Knowing how to locate and explore data in your encoding can help to learn how to work with TEI and XML generally. This workshop is designed for people who have some experience with TEI and seek to learn how to work with XML markup for analysis and research. Participants will gain a working, practical knowledge of the query language XPath and the transformation language XSLT, and learn how these can help to reduce reliance on software, packages and plugins that may become obsolete without warning. Further, XSLT's functional programming can serve as a way of articulating research questions around a document data model expressed in XML.
The emphasis of our workshop is “pull-processing”: that is, extracting data and metadata from markup documents for analysis, as opposed to providing the reading view of a digital scholarly edition. Markup in documents supplies structures and contexts that are especially useful for processing data, beyond what we can do with so-called "plain text". We will demonstrate some basic XPath navigation and calculation functions, and then show how XPath is applied in XSLT templates to address specific nodes that hold data of interest for visualization.
We will process TEI documents composed in Spanish and in languages represented by our workshop members' projects, to show that the code we write is transferable to multiple projects across language and cultural borders.
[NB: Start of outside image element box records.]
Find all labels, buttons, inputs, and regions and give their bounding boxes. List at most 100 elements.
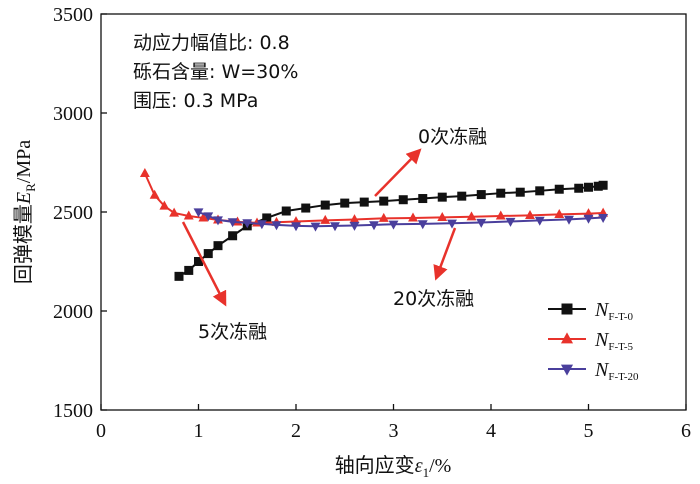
annotation-5-cycles: 5次冻融 xyxy=(198,321,267,343)
legend-item: NF-T-5 xyxy=(548,329,633,353)
legend-label-sub: F-T-20 xyxy=(608,371,639,383)
data-series xyxy=(139,167,609,281)
y-axis-label: 回弹模量ER/MPa xyxy=(11,140,38,284)
x-axis-label-symbol: ε xyxy=(415,455,423,477)
legend: NF-T-0NF-T-5NF-T-20 xyxy=(548,299,639,383)
data-point xyxy=(213,241,223,251)
data-point xyxy=(496,188,506,198)
data-point xyxy=(349,221,360,231)
legend-label-main: N xyxy=(594,329,610,351)
legend-marker xyxy=(560,364,574,376)
x-tick-label: 6 xyxy=(681,420,691,442)
x-axis-label-unit: /% xyxy=(429,455,451,477)
annotation-arrows xyxy=(181,148,457,307)
info-line-gravel-content: 砾石含量: W=30% xyxy=(133,61,298,83)
x-axis-label-sub: 1 xyxy=(423,465,430,480)
legend-label: NF-T-0 xyxy=(594,299,633,323)
data-point xyxy=(330,222,340,232)
data-point xyxy=(340,198,350,208)
data-point xyxy=(310,222,321,232)
y-axis-label-sub: R xyxy=(23,183,38,192)
data-point xyxy=(598,180,608,190)
y-tick-label: 1500 xyxy=(53,400,93,422)
data-point xyxy=(242,219,253,229)
data-point xyxy=(227,218,238,228)
test-conditions: 动应力幅值比: 0.8 砾石含量: W=30% 围压: 0.3 MPa xyxy=(133,32,298,112)
data-point xyxy=(417,220,428,230)
y-axis-label-unit: /MPa xyxy=(13,140,35,183)
data-point xyxy=(349,214,360,224)
data-point xyxy=(554,208,565,218)
data-point xyxy=(301,203,311,213)
y-axis-label-main: 回弹模量 xyxy=(11,204,35,284)
info-line-confining-pressure: 围压: 0.3 MPa xyxy=(133,90,258,112)
data-point xyxy=(447,219,457,229)
series-N_F-T-20 xyxy=(193,208,609,232)
data-point xyxy=(525,209,535,219)
data-point xyxy=(466,211,477,221)
data-point xyxy=(598,213,609,223)
legend-label-sub: F-T-0 xyxy=(608,311,633,323)
data-point xyxy=(183,210,194,220)
data-point xyxy=(457,191,467,201)
x-tick-label: 0 xyxy=(96,420,106,442)
info-line-stress-ratio: 动应力幅值比: 0.8 xyxy=(133,32,290,54)
y-axis: 1500 2000 2500 3000 3500 xyxy=(53,4,107,422)
data-point xyxy=(388,220,399,230)
data-point xyxy=(359,197,369,207)
data-point xyxy=(534,216,545,226)
legend-marker xyxy=(560,332,574,344)
data-point xyxy=(564,215,574,225)
legend-label: NF-T-20 xyxy=(594,359,639,383)
y-tick-label: 3000 xyxy=(53,103,93,125)
data-point xyxy=(281,206,291,216)
data-point xyxy=(256,220,267,230)
data-point xyxy=(262,213,272,223)
data-point xyxy=(174,271,184,281)
data-point xyxy=(495,210,506,220)
data-point xyxy=(535,186,545,196)
series-line xyxy=(143,172,604,224)
data-point xyxy=(213,216,223,226)
data-point xyxy=(437,192,447,202)
data-point xyxy=(228,231,238,241)
x-tick-label: 5 xyxy=(584,420,594,442)
data-point xyxy=(159,200,170,210)
legend-label-main: N xyxy=(594,359,610,381)
x-tick-label: 1 xyxy=(194,420,204,442)
series-line xyxy=(178,184,604,278)
arrow-5-cycles xyxy=(181,221,227,307)
legend-item: NF-T-0 xyxy=(548,299,633,323)
data-point xyxy=(418,194,428,204)
legend-label: NF-T-5 xyxy=(594,329,633,353)
data-point xyxy=(271,221,282,231)
data-point xyxy=(149,189,160,199)
legend-label-sub: F-T-5 xyxy=(608,341,633,353)
x-tick-label: 2 xyxy=(291,420,301,442)
data-point xyxy=(437,211,448,221)
arrow-20-cycles xyxy=(433,227,457,281)
data-point xyxy=(583,214,594,224)
annotation-0-cycles: 0次冻融 xyxy=(418,126,487,148)
y-axis-label-symbol: E xyxy=(13,192,35,205)
data-point xyxy=(379,196,389,206)
data-point xyxy=(203,249,213,259)
legend-item: NF-T-20 xyxy=(548,359,639,383)
data-point xyxy=(193,208,204,218)
data-point xyxy=(593,181,603,191)
data-point xyxy=(184,265,194,275)
data-point xyxy=(515,187,525,197)
y-tick-label: 2500 xyxy=(53,202,93,224)
data-point xyxy=(574,183,584,193)
data-point xyxy=(194,257,203,266)
data-point xyxy=(198,212,209,222)
data-point xyxy=(584,182,593,192)
data-point xyxy=(476,218,487,228)
data-point xyxy=(139,167,150,177)
x-axis: 0 1 2 3 4 5 6 xyxy=(96,404,691,442)
data-point xyxy=(398,195,408,205)
data-point xyxy=(369,221,379,231)
arrow-0-cycles xyxy=(374,148,422,197)
data-point xyxy=(408,212,418,222)
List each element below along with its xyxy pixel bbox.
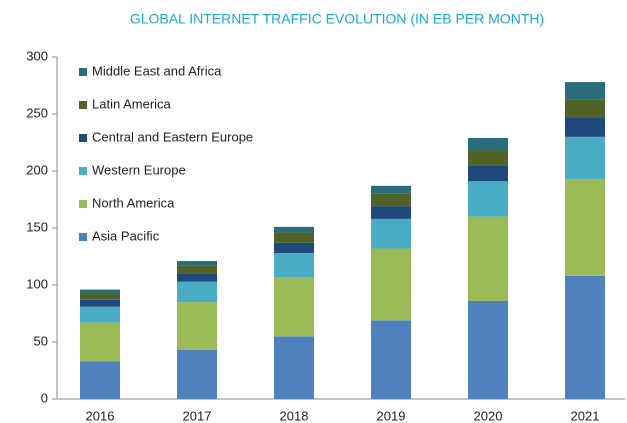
y-tick-label: 50 <box>34 333 48 348</box>
bar-segment <box>371 218 411 249</box>
x-tick-label: 2021 <box>571 408 600 423</box>
x-tick-label: 2016 <box>86 408 115 423</box>
bar-segment <box>468 181 508 217</box>
bar-segment <box>274 226 314 233</box>
bar-segment <box>274 336 314 399</box>
chart-title: GLOBAL INTERNET TRAFFIC EVOLUTION (IN EB… <box>130 11 544 27</box>
y-tick-label: 0 <box>41 390 48 405</box>
legend-swatch <box>79 200 87 208</box>
x-tick-label: 2019 <box>377 408 406 423</box>
bar-segment <box>371 248 411 321</box>
bar-segment <box>80 292 120 300</box>
legend-swatch <box>79 167 87 175</box>
legend-swatch <box>79 101 87 109</box>
bar-segment <box>468 216 508 301</box>
x-tick-label: 2020 <box>474 408 503 423</box>
x-tick-label: 2018 <box>280 408 309 423</box>
bar-segment <box>177 302 217 350</box>
bar-segment <box>565 117 605 137</box>
y-tick-label: 250 <box>26 105 48 120</box>
bar-segment <box>274 242 314 254</box>
bar-segment <box>177 261 217 266</box>
bar-segment <box>468 137 508 151</box>
bar-segment <box>80 361 120 399</box>
bar-segment <box>177 349 217 399</box>
bar-segment <box>80 322 120 362</box>
bar-segment <box>565 82 605 100</box>
y-tick-label: 150 <box>26 219 48 234</box>
bar-segment <box>80 289 120 293</box>
bar-segment <box>371 193 411 207</box>
bar-segment <box>565 99 605 118</box>
legend-label: Asia Pacific <box>92 228 160 243</box>
bar-segment <box>80 306 120 323</box>
bar-segment <box>565 178 605 276</box>
bar-segment <box>371 185 411 194</box>
legend-swatch <box>79 134 87 142</box>
bar-segment <box>80 299 120 307</box>
bar-segment <box>468 165 508 182</box>
legend-swatch <box>79 233 87 241</box>
y-tick-label: 300 <box>26 48 48 63</box>
legend-label: North America <box>92 195 175 210</box>
bar-segment <box>274 277 314 337</box>
y-tick-label: 100 <box>26 276 48 291</box>
bar-segment <box>371 320 411 399</box>
bar-segment <box>177 265 217 274</box>
bar-segment <box>274 232 314 243</box>
legend-swatch <box>79 68 87 76</box>
bar-segment <box>177 273 217 282</box>
legend-label: Central and Eastern Europe <box>92 129 253 144</box>
legend-label: Western Europe <box>92 162 186 177</box>
legend-label: Middle East and Africa <box>92 63 222 78</box>
bar-segment <box>468 150 508 166</box>
bar-segment <box>565 136 605 179</box>
y-tick-label: 200 <box>26 162 48 177</box>
x-tick-label: 2017 <box>183 408 212 423</box>
bar-segment <box>468 300 508 399</box>
legend-label: Latin America <box>92 96 172 111</box>
bar-segment <box>565 275 605 399</box>
bar-segment <box>177 281 217 303</box>
bar-segment <box>274 253 314 278</box>
bar-segment <box>371 206 411 219</box>
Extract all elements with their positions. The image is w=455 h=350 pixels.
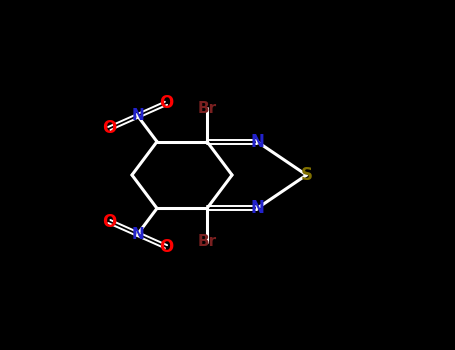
Text: N: N	[131, 226, 144, 242]
Text: O: O	[159, 94, 173, 112]
Text: O: O	[102, 119, 116, 138]
Text: N: N	[250, 199, 264, 217]
Text: O: O	[159, 238, 173, 256]
Text: S: S	[300, 166, 313, 184]
Text: Br: Br	[197, 101, 217, 116]
Text: Br: Br	[197, 234, 217, 249]
Text: N: N	[250, 133, 264, 150]
Text: N: N	[131, 108, 144, 124]
Text: O: O	[102, 212, 116, 231]
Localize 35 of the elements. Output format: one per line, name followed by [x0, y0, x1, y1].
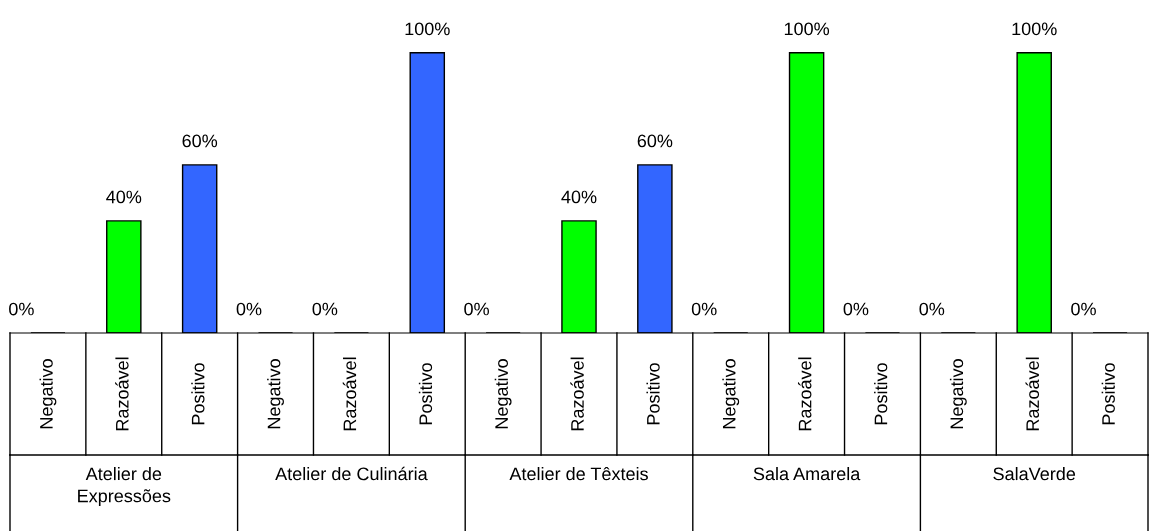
text: SalaVerde [993, 467, 1076, 481]
data-label: 0% [1071, 302, 1096, 316]
data-label: 100% [405, 22, 450, 36]
data-label: 100% [1012, 22, 1057, 36]
data-label: 0% [691, 302, 717, 316]
data-label: 0% [464, 302, 489, 316]
x-tick-label: Razoável [1025, 357, 1040, 431]
data-label: 0% [236, 302, 262, 316]
data-label: 60% [182, 134, 218, 148]
x-tick-label: Positivo [646, 363, 660, 425]
x-tick-label: Razoável [115, 357, 129, 431]
x-tick-label: Negativo [267, 359, 284, 429]
x-tick-label: Positivo [1101, 363, 1115, 425]
x-tick-label: Razoável [342, 357, 357, 431]
data-label: 40% [106, 190, 142, 204]
text: Atelier de Culinária [275, 466, 428, 481]
x-tick-label: Positivo [418, 363, 433, 425]
x-tick-label: Negativo [722, 359, 740, 429]
data-label: 40% [561, 190, 597, 204]
text: Atelier de Expressões [78, 467, 171, 506]
x-tick-label: Negativo [39, 359, 57, 429]
x-tick-label: Positivo [874, 363, 888, 425]
data-label: 0% [9, 302, 34, 316]
x-tick-label: Razoável [797, 357, 812, 431]
x-tick-label: Positivo [191, 363, 205, 425]
x-tick-label: Razoável [570, 357, 584, 431]
text: Sala Amarela [753, 467, 861, 481]
data-label: 0% [843, 302, 869, 316]
text: Atelier de Têxteis [509, 466, 648, 481]
data-label: 60% [637, 134, 673, 148]
data-label: 100% [784, 22, 830, 36]
x-tick-label: Negativo [949, 359, 967, 429]
data-label: 0% [312, 302, 338, 316]
data-label: 0% [919, 302, 945, 316]
x-tick-label: Negativo [494, 359, 512, 429]
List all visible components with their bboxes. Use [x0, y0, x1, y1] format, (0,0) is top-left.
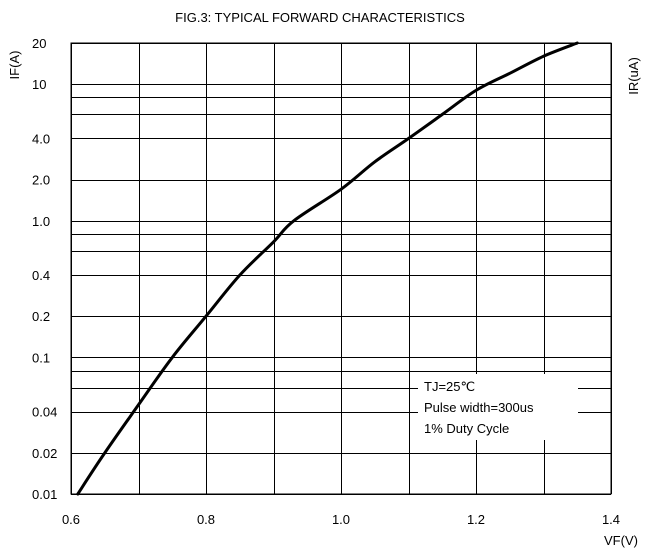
- annotation-pulse-width: Pulse width=300us: [424, 400, 534, 415]
- y-tick-label: 4.0: [32, 131, 50, 146]
- x-tick-label: 1.0: [332, 512, 350, 527]
- grid-lines: [71, 43, 612, 495]
- forward-current-curve: [76, 41, 579, 496]
- y-tick-label: 0.2: [32, 309, 50, 324]
- y-tick-label: 2.0: [32, 173, 50, 188]
- y-axis-label-left: IF(A): [7, 51, 22, 80]
- y-tick-labels: 0.01 0.02 0.04 0.1 0.2 0.4 1.0 2.0 4.0 10 20: [32, 36, 57, 502]
- x-tick-label: 1.2: [467, 512, 485, 527]
- y-tick-label: 0.04: [32, 405, 57, 420]
- y-tick-label: 0.01: [32, 487, 57, 502]
- y-tick-label: 0.02: [32, 446, 57, 461]
- conditions-annotation: TJ=25℃ Pulse width=300us 1% Duty Cycle: [418, 374, 578, 440]
- y-tick-label: 0.4: [32, 268, 50, 283]
- chart-title: FIG.3: TYPICAL FORWARD CHARACTERISTICS: [175, 10, 465, 25]
- y-axis-label-right: IR(uA): [626, 57, 641, 95]
- x-tick-label: 0.6: [62, 512, 80, 527]
- x-tick-label: 0.8: [197, 512, 215, 527]
- x-tick-labels: 0.6 0.8 1.0 1.2 1.4: [62, 512, 620, 527]
- annotation-duty-cycle: 1% Duty Cycle: [424, 421, 509, 436]
- y-tick-label: 0.1: [32, 350, 50, 365]
- annotation-temperature: TJ=25℃: [424, 379, 475, 394]
- plot-frame: [70, 42, 612, 495]
- y-tick-label: 10: [32, 77, 46, 92]
- x-axis-label: VF(V): [604, 533, 638, 548]
- y-tick-label: 20: [32, 36, 46, 51]
- y-tick-label: 1.0: [32, 214, 50, 229]
- annotation-background: [418, 374, 578, 440]
- x-tick-label: 1.4: [602, 512, 620, 527]
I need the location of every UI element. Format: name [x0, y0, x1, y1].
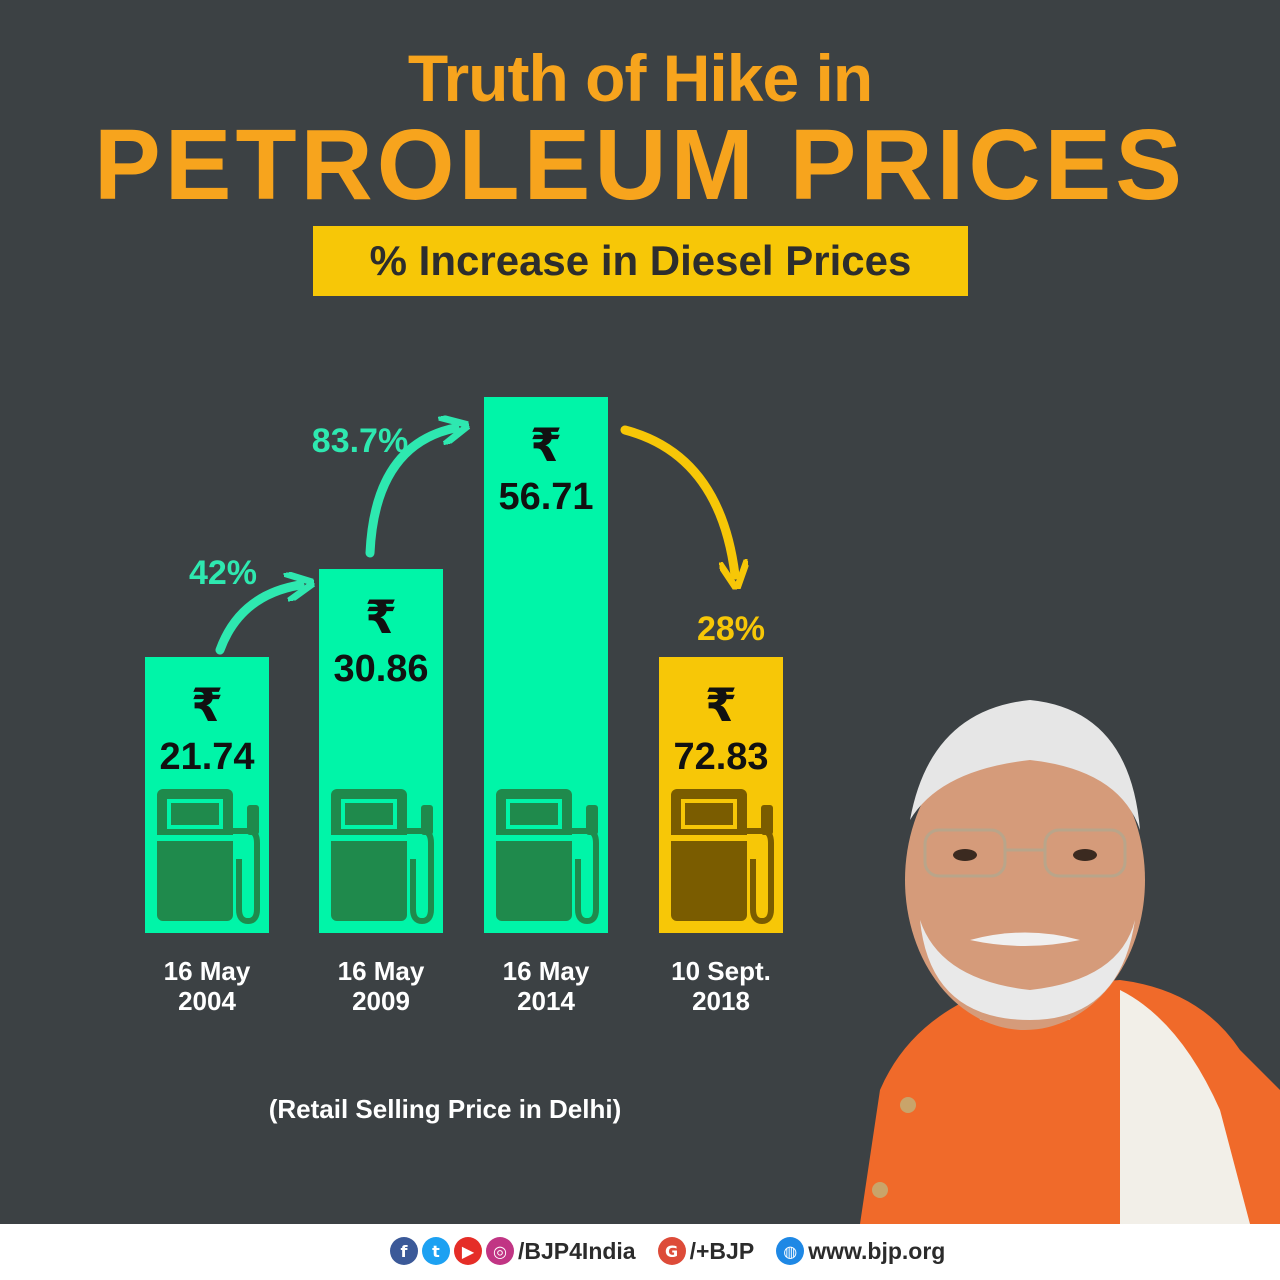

Workshop instructors will collaborate and seek advice from the conference organizers on preparing Spanish-language source materials and documentation to establish an international foundation for this workshop.
Participants will learn how to "pull" data from TEI and output text formats required for simple online tools, where the structure of the output data is transferable to many different online calculation programs and amenable to statistical processing. During the workshop we will produce some simple structured documents for storing, sharing, and visualizing data: HTML lists and tables as well as plain text tabulated data (CSV or TSV files), and (if we have time) simple SVG bar or line graphs.
We hope to process some participant-supplied XML before, during, and after the workshop. We will carefully document the XSLT that we supply during the workshop to assist participants with revising and adapting the code to their own projects.
Outline
Review and refresh understanding of XML tree structures
Orientation to XPath
Teach basic XSLT to produce simple outputs ready for analysis and visualization
Room/Materials Required
Instructors need: projector that can connect to laptop, network access helpful!
Participants should bring laptop computers if possible.
If classroom with computers is available: provide guest login access to computers and install oXygen XML Editor.
Instructors can provide complementary 90- or 120-day licenses for the oXygen XML Editor.
Limit to 25 participants so instructors can connect with everyone.
Workshop instructors
Elisa Beshero-Bondar, PhD
Program Chair of Digital Media, Arts, and Technology | Professor of Digital Humanities | Director of the Digital Humanities Lab at Penn State Erie, The Behrend College
An active member of the Text Encoding Initiative (TEI), Dr. Beshero-Bondar serves as an elected member and now chair of the TEI Technical Council, an eleven-member international committee that supervises amendments to the TEI Guidelines. She has been teaching humanities in web-savvy ways since the 1990s, and began teaching markup languages and XML stack processing almost as soon as she began learning them in the 2010s. Before moving to direct the DIGIT program at Penn State Erie, she directed Pitt-Greensburg's Center for the Digital Text. She has led TEI data modeling of the Frankenstein Variorum project, the Digital Mitford Project and other digital research projects involving TEI XML to build editions and prepare structured analyses of variants and collocations in texts. Find her on GitHub at https://github.com/ebeshero and on her development site named for her pet firebelly newts at https://newtfire.org.
Dr. Martina Scholger
Centre for Information Modelling - Austrian Centre for Digital Humanities, University of Graz
Martina Scholger has a PhD in Digital Humanities and holds a Senior Scientist position at the Centre for Information Modelling – Austrian Centre for Digital Humanities at the University of Graz. Her main research field is digital scholarly editing, the application of digital methods and semantic technologies to humanities’ source material, and text mining. In addition to teaching data modelling, text encoding and X-technologies, her work at the centre involves the conceptual design, development and implementation of numerous cooperation projects in the field of digital humanities (see http://gams.uni-graz.at). She has been an elected member and past chair of the TEI Technical Council since 2016, and a member of the Institute for Documentology and Scholarly Editing since 2014. She has been teaching at a number of Summer Schools and workshops in the context of digital scholarly editing, e.g. at the Digital Humanities at Oxford Summer School and Schools organised by the Institute for Documentology and Scholarly Editing (IDE).